On November 25th, 1915 a complete stranger to the family wrote a letter saying that she had a photograph of Raymond with the officers of the South Lancashire Regiment taken just before he died. She offered to send it to the Lodges and they graciously accepted the offer.

On December 3rd, 1915, Raymond, communicating through Mrs. Leonard's mediumship, gave a complete description of this photograph that neither the medium nor the Lodges had yet seen. He described himself as sitting on the ground, with a fellow officer placing his hand on Raymond's shoulder.

On December 7, 1915, the photograph arrived and corresponded with the description given by Raymond through the medium four days earlier, in every detail. Many other messages came forward from Raymond, all of which were very evidential to Sir Oliver and Lady Lodge. All of this first hand testimony by an astute scientist was published in Sir Oliver Lodge’s 1916 book Raymond or Life After Death.

It was well known that Abraham Lincoln attended séances in the White House during the American Civil War and was lectured by a spirit being through an entranced medium on the necessity of freeing the slaves (Maynard 1917 and Stemman 1975: 22-25).

Queen Victoria, although nominally the head of the Church of England, for years communicated with her deceased husband Albert through John Brown, a trance medium, whom she had installed in her castle. She brought all her children up as spiritualists. The recent Queen Mother often used the services of the medium Lillian Bailey to communicate with her late husband, King George VI. (Neech 1957).

Sir Winston Churchill was a close friend of the trance medium Bertha Harris during World War II. Bertha Harris had many Sunday evening visits to Number 10 Downing Street during the war and predicted Pearl Harbor six months in advance of the attack (Meek 1973:140).

General Charles De Gaulle also consulted her regularly while he was in England during WWII after being introduced to her by Churchill (Meek 1973:140). Churchill was appalled when materialization medium Helen Duncan was imprisoned. (See http://www.helenduncan.org.uk/wcletter.html)

Séances in the Vatican

According to Arthur Findlay, séances have been held in the Vatican. In Looking Back (1955) he recounts how in Rome in 1934 he addressed a large audience that included several high dignitaries of the Church. After the meeting he claims he was told by a cardinal that séances were held in the Vatican but that Pope Pius XI was a bad sitter and much better results were obtained when he was not present (Findlay 1955:350).

A handful of mediums have co-operated with often-hostile psychic researchers to demonstrate their gifts. Sometimes this has been at great personal cost since mediums are, by definition, people of highly developed sensitivity.

As was mentioned above, the Church of England conducted a two-year study of mediumship in Britain in the 1930s.

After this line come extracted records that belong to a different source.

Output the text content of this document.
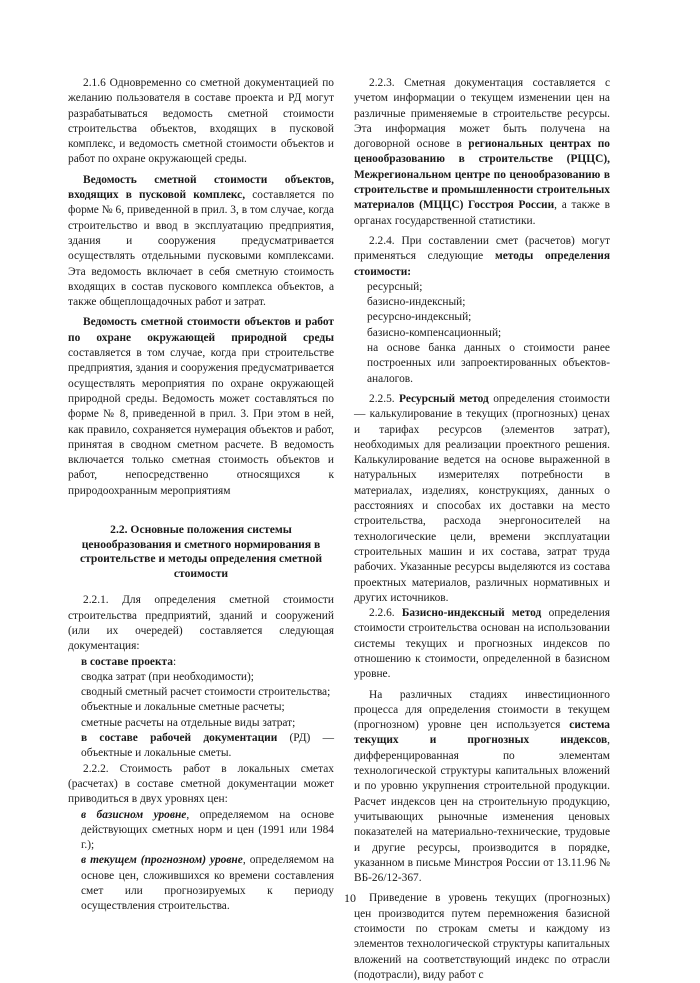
2.1.6 Одновременно со сметной документацией по желанию пользователя в составе проекта и РД могут разрабатываться ведомость сметной стоимости строительства объектов, входящих в пусковой комплекс, и ведомость сметной стоимости объектов и работ по охране окружающей среды.

Ведомость сметной стоимости объектов, входящих в пусковой комплекс, составляется по форме № 6, приведенной в прил. 3, в том случае, когда строительство и ввод в эксплуатацию предприятия, здания и сооружения предусматривается осуществлять отдельными пусковыми комплексами. Эта ведомость включает в себя сметную стоимость входящих в состав пускового комплекса объектов, а также общеплощадочных работ и затрат.

Ведомость сметной стоимости объектов и работ по охране окружающей природной среды составляется в том случае, когда при строительстве предприятия, здания и сооружения предусматривается осуществлять мероприятия по охране окружающей природной среды. Ведомость может составляться по форме № 8, приведенной в прил. 3. При этом в ней, как правило, сохраняется нумерация объектов и работ, принятая в сводном сметном расчете. В ведомость включается только сметная стоимость объектов и работ, непосредственно относящихся к природоохранным мероприятиям

2.2. Основные положения системы ценообразования и сметного нормирования в строительстве и методы определения сметной стоимости

2.2.1. Для определения сметной стоимости строительства предприятий, зданий и сооружений (или их очередей) составляется следующая документация:

в составе проекта:

сводка затрат (при необходимости);

сводный сметный расчет стоимости строительства;

объектные и локальные сметные расчеты;

сметные расчеты на отдельные виды затрат;

в составе рабочей документации (РД) — объектные и локальные сметы.

2.2.2. Стоимость работ в локальных сметах (расчетах) в составе сметной документации может приводиться в двух уровнях цен:

в базисном уровне, определяемом на основе действующих сметных норм и цен (1991 или 1984 г.);

в текущем (прогнозном) уровне, определяемом на основе цен, сложившихся ко времени составления смет или прогнозируемых к периоду осуществления строительства.

2.2.3. Сметная документация составляется с учетом информации о текущем изменении цен на различные применяемые в строительстве ресурсы. Эта информация может быть получена на договорной основе в региональных центрах по ценообразованию в строительстве (РЦЦС), Межрегиональном центре по ценообразованию в строительстве и промышленности строительных материалов (МЦЦС) Госстроя России, а также в органах государственной статистики.

2.2.4. При составлении смет (расчетов) могут применяться следующие методы определения стоимости:

ресурсный;

базисно-индексный;

ресурсно-индексный;

базисно-компенсационный;

на основе банка данных о стоимости ранее построенных или запроектированных объектов-аналогов.

2.2.5. Ресурсный метод определения стоимости — калькулирование в текущих (прогнозных) ценах и тарифах ресурсов (элементов затрат), необходимых для реализации проектного решения. Калькулирование ведется на основе выраженной в натуральных измерителях потребности в материалах, изделиях, конструкциях, данных о расстояниях и способах их доставки на место строительства, расхода энергоносителей на технологические цели, времени эксплуатации строительных машин и их состава, затрат труда рабочих. Указанные ресурсы выделяются из состава проектных материалов, различных нормативных и других источников.

2.2.6. Базисно-индексный метод определения стоимости строительства основан на использовании системы текущих и прогнозных индексов по отношению к стоимости, определенной в базисном уровне.

На различных стадиях инвестиционного процесса для определения стоимости в текущем (прогнозном) уровне цен используется система текущих и прогнозных индексов, дифференцированная по элементам технологической структуры капитальных вложений и по уровню укрупнения строительной продукции. Расчет индексов цен на строительную продукцию, учитывающих рыночные изменения ценовых показателей на материально-технические, трудовые и другие ресурсы, производится в порядке, указанном в письме Минстроя России от 13.11.96 № ВБ-26/12-367.

Приведение в уровень текущих (прогнозных) цен производится путем перемножения базисной стоимости по строкам сметы и каждому из элементов технологической структуры капитальных вложений на соответствующий индекс по отрасли (подотрасли), виду работ с

10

Its officials sat with some of the best mediums available and concluded that there was abundant evidence that good spirits could be contacted through mediumship and true guidance received.

The Afterlife Experiements

Recently detailed investigations into the genuineness of mediumship have been carried out by Professor Gary Schwartz and colleagues at the University of Arizona who conducted a number of double blind research studies with some of the top mediums in the United States including (in order of working with them) Laurie Campbell, John Edward, Suzanne Northrop, George Anderson. Anne Gehmen, George Dalzell, Allison Dubois, Catherine Yunt, Mary Ann Morgan, Janet Mayer, Christopher Robinson, Traci Bray, Sally Own, Mary Occhino, Debbie Martin, Doreen Molloy, Sally Morgan, Robert Hansen and Angelina Diana.

He writes:

These mediums have been tested under experimental conditions that rule out the use of fraud and cold reading techniques commonly used by psychic entertainers and mental magicians.